Hoofdredactioneel: Eén noot

Kunt u ook zo genieten van één noot? Een fractie van een melodie, misschien maar een seconde lang, maar zo ontzettend mooi dat die als een bliksemschicht door je lichaam gaat? Of dat je hart er spontaan van gaat huilen? Zeker als de noot uit het meest persoonlijke, intieme instrument denkbaar komt – de stem – is de ervaring niet te overtreffen.

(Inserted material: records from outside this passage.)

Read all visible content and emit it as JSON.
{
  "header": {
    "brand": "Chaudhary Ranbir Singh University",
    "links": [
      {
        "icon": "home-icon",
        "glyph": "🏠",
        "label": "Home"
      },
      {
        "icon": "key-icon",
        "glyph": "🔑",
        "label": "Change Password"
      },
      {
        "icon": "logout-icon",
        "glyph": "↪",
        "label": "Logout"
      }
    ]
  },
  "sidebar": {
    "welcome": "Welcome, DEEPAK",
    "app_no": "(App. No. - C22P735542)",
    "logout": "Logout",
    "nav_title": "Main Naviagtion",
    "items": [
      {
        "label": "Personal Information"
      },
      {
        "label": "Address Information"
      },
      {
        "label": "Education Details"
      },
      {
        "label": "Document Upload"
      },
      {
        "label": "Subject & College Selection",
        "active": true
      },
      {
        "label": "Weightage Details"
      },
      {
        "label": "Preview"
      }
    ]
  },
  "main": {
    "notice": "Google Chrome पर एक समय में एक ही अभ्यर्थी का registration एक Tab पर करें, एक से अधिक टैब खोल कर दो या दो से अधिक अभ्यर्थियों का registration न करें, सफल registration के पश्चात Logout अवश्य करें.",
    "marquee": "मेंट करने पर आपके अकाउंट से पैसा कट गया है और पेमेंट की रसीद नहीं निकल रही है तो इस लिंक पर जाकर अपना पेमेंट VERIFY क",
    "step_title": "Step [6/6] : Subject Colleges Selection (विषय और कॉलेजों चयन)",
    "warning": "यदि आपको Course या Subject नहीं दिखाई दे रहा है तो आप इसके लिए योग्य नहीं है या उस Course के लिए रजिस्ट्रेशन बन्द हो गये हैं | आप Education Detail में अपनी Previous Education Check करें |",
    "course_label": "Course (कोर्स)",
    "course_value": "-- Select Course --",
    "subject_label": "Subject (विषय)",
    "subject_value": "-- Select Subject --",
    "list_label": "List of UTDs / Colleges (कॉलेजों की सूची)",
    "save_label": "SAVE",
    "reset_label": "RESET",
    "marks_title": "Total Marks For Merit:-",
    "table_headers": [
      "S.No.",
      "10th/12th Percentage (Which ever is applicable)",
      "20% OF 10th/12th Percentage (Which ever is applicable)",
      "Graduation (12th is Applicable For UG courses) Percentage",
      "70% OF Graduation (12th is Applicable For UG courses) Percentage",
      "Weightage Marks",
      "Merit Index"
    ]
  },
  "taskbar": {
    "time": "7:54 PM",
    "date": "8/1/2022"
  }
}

Ik denk dat de meeste liefhebbers die hun hart aan de vocale kunst verpand hebben er wel herinneringen aan hebben. Een sopraan die met fluwelen pianissimo een noot uit de hoogte plukt. Een tenor die met verbluffende kracht opstijgt naar de hoge c. Een bas die afdaalt naar het diepste punt van de ziel. Een bariton die zo warm en rijk resoneert dat je in zijn stem lijkt te verdrinken.

Het zijn maar enkele noten. Hele korte momenten. Maar het weldadige gevoel dat ze losmaken doet je keer op keer weer verliefd worden op de zangkunst.

Stemmen nemen daarbij, in mijn ogen, een speciale plaats in. Een violiste kan je volledig vervoeren met één streek over haar snaar en een hoboïst is absoluut in staat met één lik aan zijn riet harten te openen, maar de wereld van de zang is rijker en diverser. Iedere stem heeft weer een ander karakter en kan op zijn eigen manier imponeren. Dat maakt bijvoorbeeld opera zo’n buitengewone schone kunst.

In mijn geheugen gegrift staat onder meer de hoge c van Robert Gambill aan het einde van ‘Cuius animam’ uit Rossini’s Stabat Mater (opname van EMI Classics). Zo’n hoogte en dan zo’n klank… Ik heb vele malen teruggespoeld.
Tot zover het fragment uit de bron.